Sandra Taylor is president and CEO of Sustainable Business International LLC (SBI), a consulting business she launched in 2008. SBI assists companies at various stages of environmental sustainability and corporate social responsibility (CSR) practice. Taylor’s expertise provides innovative approaches to CSR strategy, including supply chain sustainability, strategic philanthropy and partnerships for social investments.
Previously Taylor was senior vice president of Corporate Responsibility at Starbucks Coffee Company in Seattle, Washington (2003 – 2008), where she led the strategic development and day-to-day direction of all global corporate social responsibility (CSR) programs, including: community affairs; the Starbucks Foundation; disaster relief support; development of responsible, ethical and sustainable standards for procurement of coffee, tea, cocoa and manufactured goods; reduction of the environmental impact of business operations; and the publication of the company’s award-winning CSR annual report. During her Starbucks tenure Taylor also developed cause-marketing programs featured in Starbucks stores. This supported access to clean drinking water in Africa, Central America and India, and the promotion of volunteers to work with literacy efforts for children in low-income communities in the United States.

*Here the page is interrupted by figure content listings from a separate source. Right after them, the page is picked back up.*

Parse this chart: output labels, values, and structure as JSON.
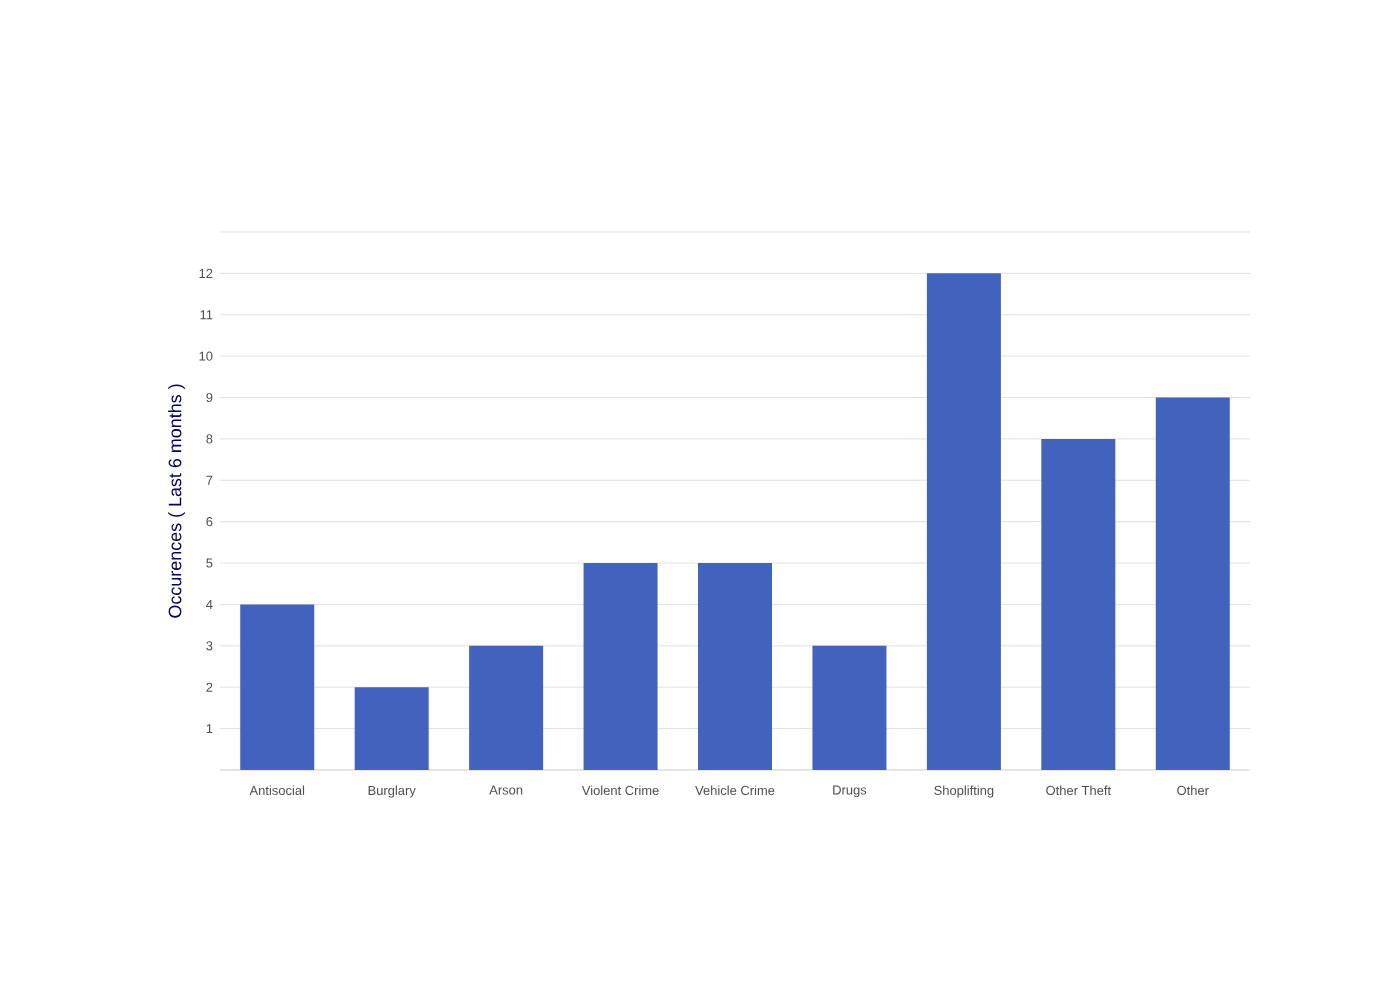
{
  "chart_data": {
    "type": "bar",
    "ylabel": "Occurences ( Last 6 months )",
    "categories": [
      "Antisocial",
      "Burglary",
      "Arson",
      "Violent Crime",
      "Vehicle Crime",
      "Drugs",
      "Shoplifting",
      "Other Theft",
      "Other"
    ],
    "values": [
      4,
      2,
      3,
      5,
      5,
      3,
      12,
      8,
      9
    ],
    "color": "#4162bd",
    "ylim": [
      0,
      13
    ],
    "yticks": [
      1,
      2,
      3,
      4,
      5,
      6,
      7,
      8,
      9,
      10,
      11,
      12,
      {
        "value": 13,
        "label": null
      }
    ],
    "grid": "y"
  }
}
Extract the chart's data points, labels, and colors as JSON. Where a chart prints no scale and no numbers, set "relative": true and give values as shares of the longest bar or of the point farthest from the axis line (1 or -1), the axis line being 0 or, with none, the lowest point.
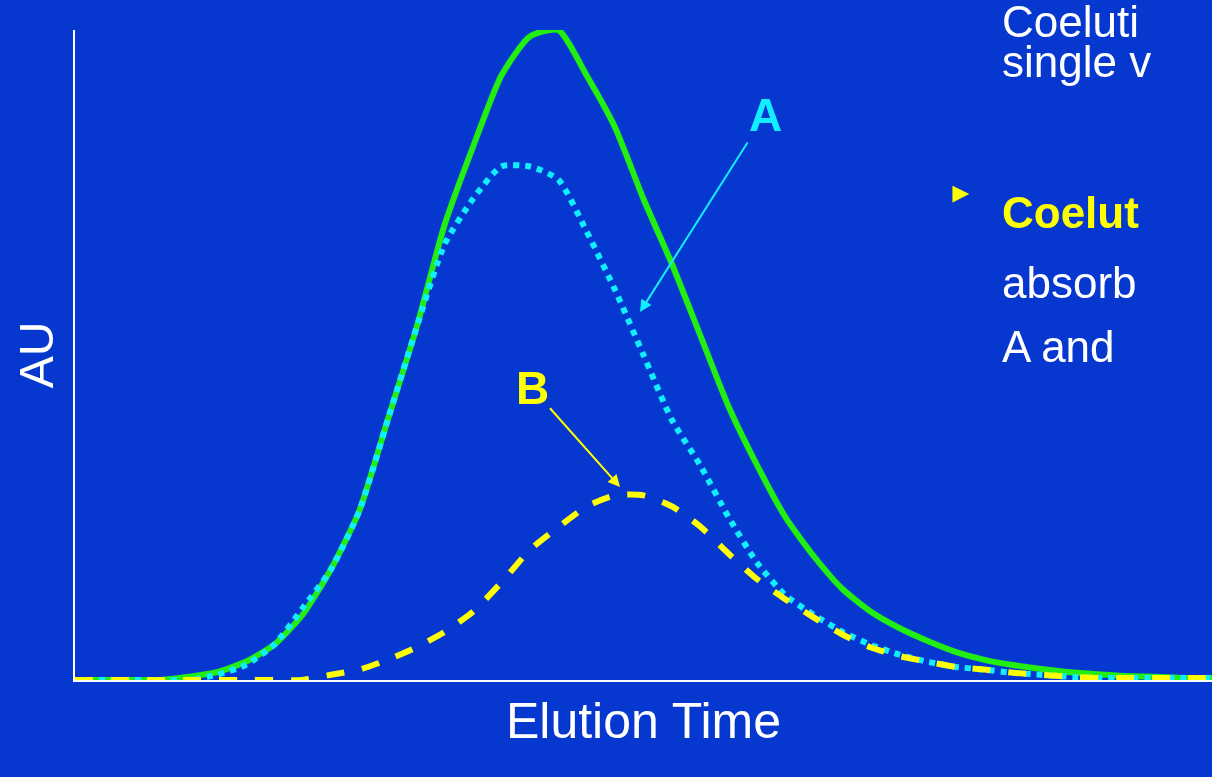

From 1996 until 2003, Taylor served as vice president and director of global public affairs for Eastman Kodak Company. As a corporate officer, she had overall responsibility for public affairs, international trade strategy, including directing the company’s pursuit of a WTO case against the government of Japan and Fuji. She also led corporate citizenship worldwide. Additionally, Taylor has held several senior leadership positions at top-tier organizations, such as vice president of public affairs for ICI Americas Inc. (the U.S. subsidiary of Imperial Chemical Industries Plc., a London-based chemical company). She also served as a legislative assistant in the United States Senate, focusing on international trade policy and legislation and worked as a Foreign Service Officer in the United States Department of State. She speaks French.
Ms. Taylor serves on many nonprofit boards, including the Center for International Private Enterprise (CIPE), Landesa (formerly Rural Development Institute) in Seattle, the Chesapeake Bay Foundation and Arena Stage of Washington DC. Taylor serves as an expert in residence at Presidio Graduate School in San Francisco. In April 2009, she was selected as a Fellow for Aspen Institute’s First Mover Fellowship in the inaugural class. From 2006-2011 she was a corporate director of Capella Education Company located in Minneapolis, a for-profit online education company traded on the NASDAQ. In June 2012 she joined the board of directors of D. E. Master Blenders 1753, an international coffee company headquartered in Amsterdam, where she served on the Sustainability Committee and Remuneration Committee. Taylor has a Bachelor of Arts in French and a Juris Doctorate from Boston University School of Law. In 2012 she earned a Masters in Business Administration (MBA) in Wine Management from the Bordeaux School of Management in France.
In her spare time, Taylor volunteers for and supports numerous organizations devoted to the empowerment of women in Africa. Taylor is a wine collector, wine educator and founder of Fine Wine Divas, a monthly course for women on the origins of wine grapes, geography, terroir, and techniques for tasting fine wine. Her first book, The Business of Sustainable Wine, will be published in the summer of 2017. She is a public speaker on wine, most recently at Harper’s Wine Vision 2014 in London. She is also a member of the prestigious Magnum Club, based in Europe, composed of women leaders in the global wine business, including winery owners, wine distributors, writers and critics, importers, and retailers, who strive to create a useful platform for finding solutions to questions of importance in the wine industry, as well as to support and inspire women in the industry worldwide.